La version de Tero Saarinen est assez troublante. Ce danseur finlandais participe avec éclat à la vie musicale et chorégraphique de son pays. Il a fondé sa compagnie en 1996 et réalise depuis cette date des créations pour des compagnies prestigieuses comme le ballet Gulbenkian ou le ballet de l’Opéra de Lyon. Mais il chorégraphie aussi de grands classiques du répertoire comme Le Sacre du Printemps (2002) ou La Nuit transfigurée (2002). Il tient visiblement ici à mettre en relief la cruauté du mariage traditionnel. Les costumes du groupe principal, représentant sans doute la société en place, sont noirs et impressionnants, avec leurs grandes jupes évasées un peu pailletées, leurs longs manteaux de la même étoffe et leurs coiffes évasées ; ils rappellent les costumes nordiques tels qu’on pourrait les voir dans des pièces de Strindberg. Les jeunes gens et les jeunes filles tranchent sur ce noir par des vêtements pastel un peu déstructurés. Le décor, noir aussi, offre un simple décrochement avec une estrade en forme de croissant au fond de la scène. Le jeu des lumières favorise le scintillement glacé des miroirs sans tain des pentes de ce croissant.

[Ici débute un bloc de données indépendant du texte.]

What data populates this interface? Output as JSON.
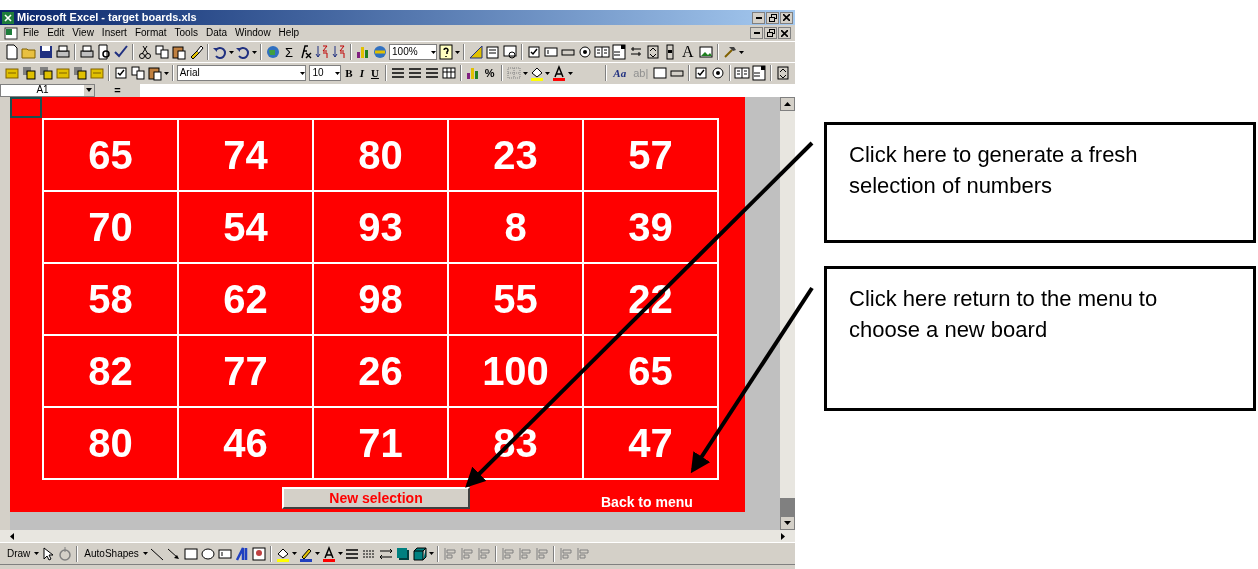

La chorégraphie met cette fois en valeur le futur couple : les fiancés sont des solistes qui racontent leur douleur, leur révolte, et finalement leur soumission. Ici rien n’est figé dans un groupe dont la pression est acceptée, mais au contraire on tente sa chance en tant qu’individu contre le poids de la tradition. Les êtres parlent, semblent agir, mettent en tous cas en scène leurs désirs : ils se présentent comme des héros romantiques d’une saga où l’on défie la société. C’est donc ici tout le contraire d’un rituel et la musique devient de ce fait plus une illustration du récit que le véritable moteur de la présentation.

Le profane aurait sans doute aimé que le programme imprimé de ce spectacle produit par le Ballet et l’Opéra de Lorraine nous donne plus d’indications sur le sens de l’œuvre de Stravinsky et sur la genèse de ces deux interprétations si dissemblables. Celle de Tero Saarinen, vigoureusement applaudie par un jeune public enthousiaste qui a apprécié la remarquable performance des deux danseurs vedettes, correspond sans doute mieux à notre mentalité : nous sommes plus sensibles à l’action et à la représentation qu’au « sacral ». Cette seconde version des Noces a été rebaptisée Mariage et c’est peut-être là un lapsus significatif.